Southerners had accustomed themselves to the idea and practice of slavery, but when the Union army swept down on them, Southerners were fighting as much for their economic and physical survival. I’m not sure how much, if any, negotiation took place before hand, or whether the North simply issued an ultimatum Southern leaders rejected. But, as is usually the case in conflicts, the guys at the top make the decisions and the average Joe & Johnny have to pay the price.
Union General Sheridan, regarding the state of Virginia as the breadbasket of the South, was quoted as saying his army was going to strip Virginia so thoroughly that if a crow flew over it would have to bring its own lunch. If the leader of an opposing army about to unleash his troops on your area or country would make a statement like that, would you be thinking ideology — or would you be desperate to save your home and family? It’s only in looking back that we paint stories in their most popular colours.

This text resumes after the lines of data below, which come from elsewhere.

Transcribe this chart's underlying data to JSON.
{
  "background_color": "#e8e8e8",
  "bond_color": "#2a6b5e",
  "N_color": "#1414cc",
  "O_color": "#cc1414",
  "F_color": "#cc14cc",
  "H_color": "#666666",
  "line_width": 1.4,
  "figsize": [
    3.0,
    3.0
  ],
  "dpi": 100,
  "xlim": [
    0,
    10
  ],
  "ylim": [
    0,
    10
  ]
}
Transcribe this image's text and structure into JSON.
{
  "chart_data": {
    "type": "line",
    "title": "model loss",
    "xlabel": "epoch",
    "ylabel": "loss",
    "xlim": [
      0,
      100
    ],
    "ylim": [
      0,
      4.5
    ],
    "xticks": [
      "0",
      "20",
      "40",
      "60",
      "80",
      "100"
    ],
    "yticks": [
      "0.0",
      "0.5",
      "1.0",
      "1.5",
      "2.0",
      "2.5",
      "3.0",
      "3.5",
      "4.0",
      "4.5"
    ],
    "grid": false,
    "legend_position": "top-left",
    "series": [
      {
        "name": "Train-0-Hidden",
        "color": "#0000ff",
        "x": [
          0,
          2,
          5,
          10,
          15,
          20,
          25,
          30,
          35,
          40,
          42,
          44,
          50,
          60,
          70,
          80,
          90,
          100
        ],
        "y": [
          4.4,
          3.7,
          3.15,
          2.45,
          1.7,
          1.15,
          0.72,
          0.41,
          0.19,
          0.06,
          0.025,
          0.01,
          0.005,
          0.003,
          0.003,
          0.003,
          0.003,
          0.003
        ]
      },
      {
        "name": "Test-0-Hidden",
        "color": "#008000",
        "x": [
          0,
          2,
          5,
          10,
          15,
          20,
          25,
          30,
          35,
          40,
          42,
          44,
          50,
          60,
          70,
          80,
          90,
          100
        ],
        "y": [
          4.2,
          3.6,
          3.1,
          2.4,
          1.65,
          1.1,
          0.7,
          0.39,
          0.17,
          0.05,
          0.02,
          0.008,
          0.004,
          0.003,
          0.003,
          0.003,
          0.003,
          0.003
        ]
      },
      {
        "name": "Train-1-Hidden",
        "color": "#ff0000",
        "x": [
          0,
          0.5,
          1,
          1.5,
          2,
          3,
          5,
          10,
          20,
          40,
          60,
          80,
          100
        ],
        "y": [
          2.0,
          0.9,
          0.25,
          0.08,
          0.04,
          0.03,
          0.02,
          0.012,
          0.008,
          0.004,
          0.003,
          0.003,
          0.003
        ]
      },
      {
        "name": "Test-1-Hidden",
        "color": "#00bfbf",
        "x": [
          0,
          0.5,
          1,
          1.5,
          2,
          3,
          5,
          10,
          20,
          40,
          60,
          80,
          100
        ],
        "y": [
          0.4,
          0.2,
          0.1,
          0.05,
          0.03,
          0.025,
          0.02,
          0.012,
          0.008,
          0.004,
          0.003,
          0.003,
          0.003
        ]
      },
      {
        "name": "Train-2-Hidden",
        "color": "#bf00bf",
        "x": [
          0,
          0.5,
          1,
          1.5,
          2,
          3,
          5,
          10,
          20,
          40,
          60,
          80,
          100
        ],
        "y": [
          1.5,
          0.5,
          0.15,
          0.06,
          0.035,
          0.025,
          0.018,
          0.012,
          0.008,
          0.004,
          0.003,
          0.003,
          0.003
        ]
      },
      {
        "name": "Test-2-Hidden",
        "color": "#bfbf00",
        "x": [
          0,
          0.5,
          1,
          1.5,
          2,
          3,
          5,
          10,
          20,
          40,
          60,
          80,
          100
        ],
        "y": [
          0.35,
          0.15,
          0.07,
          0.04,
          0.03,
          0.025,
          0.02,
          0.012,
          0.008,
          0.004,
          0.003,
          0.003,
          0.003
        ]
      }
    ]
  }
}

One book I read describes the experience of Mennonites in the Shenandoah Valley of Virginia. Believers in peace, not wishing to take sides in this conflict, they saw their farms fall into the hands both armies, their livestock slaughtered, their young men arrested by one or the other side. They were hard-pressed to survive those bleak years.
The Civil War, we know, was a long and bloody conflict. And one thing quickly showed up when it was over: a better life for black folks was never the goal. After crushing the Confederacy, the Union army marched off and left Southern blacks to the mercy of some quite bitter white neighbours. Read the history; it’s not pretty. Black families that moved North soon learned that they’d face as much, if more subtle, discrimination there.

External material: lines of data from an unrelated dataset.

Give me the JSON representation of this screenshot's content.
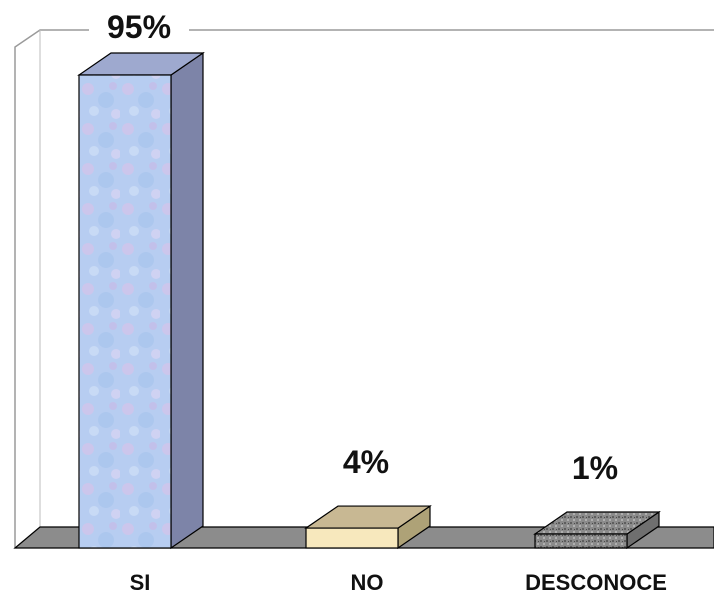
{
  "chart_data": {
    "type": "bar",
    "style": "3d",
    "categories": [
      "SI",
      "NO",
      "DESCONOCE"
    ],
    "values": [
      95,
      4,
      1
    ],
    "value_labels": [
      "95%",
      "4%",
      "1%"
    ],
    "ylim": [
      0,
      100
    ],
    "grid": false,
    "legend": "none"
  },
  "colors": {
    "bar_si_front": "#b9cdf0",
    "bar_si_side": "#7d84a8",
    "bar_si_top": "#9ea9cf",
    "bar_no_front": "#f7e8bd",
    "bar_no_side": "#aea277",
    "bar_no_top": "#c8b893",
    "bar_desc_front": "#8a8a8a",
    "bar_desc_side": "#6f6f6f",
    "bar_desc_top": "#9c9c9c",
    "floor": "#8c8c8c",
    "outline": "#000000"
  }
}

A great book on this topic: The Little Professor of Piney Woods: The story of Professor Laurence Jones, written by Beth Day Romulo, © 1955. It’s incredible what one man can do when he puts his heart into overcoming prejudice with gentleness and making life better for his people. He fought a tough battle against poverty and prejudice — and won.
Thankfully a lot of healing has taken place; I trust a lot more will yet. Unity and equality are worth fighting for, but these battles are best fought in people’s hearts. As Jesus once explained: all our actions, loving or hateful, spring from what we believe and desire in our hearts. Think of Charlie Brown’s “I love mankind; it’s people I can’t stand!” That’s a heart issue.
David, who blogs at Hokku, pointed out in a recent post that some folks are preaching love, acceptance, and tolerance, yet trying so hard to silence those who don’t hold the same opinions as themselves. It takes an honest heart to recognize that “It’s me, oh, Lord, standing in the need of prayer.”
Enough musing. It’s Monday morning and I have work to do.
by Edgar Guest
A book to read, an easy chair,
a garden when the days are fair,
a friend or two life’s path to share.
A game to play, a task to do,
a goal to strive for and pursue,
sweet sleep to last the whole night through.
Such wisdom as will man befit
to sit with learned sage and wit
discussing life and holy writ.
Some judgment as to right and wrong,
the sense to value mirth and song,
with these the humblest man is strong.
With these the humblest man can fine
his path with countless pleasures lined:
contentment, pride, and peace of mind.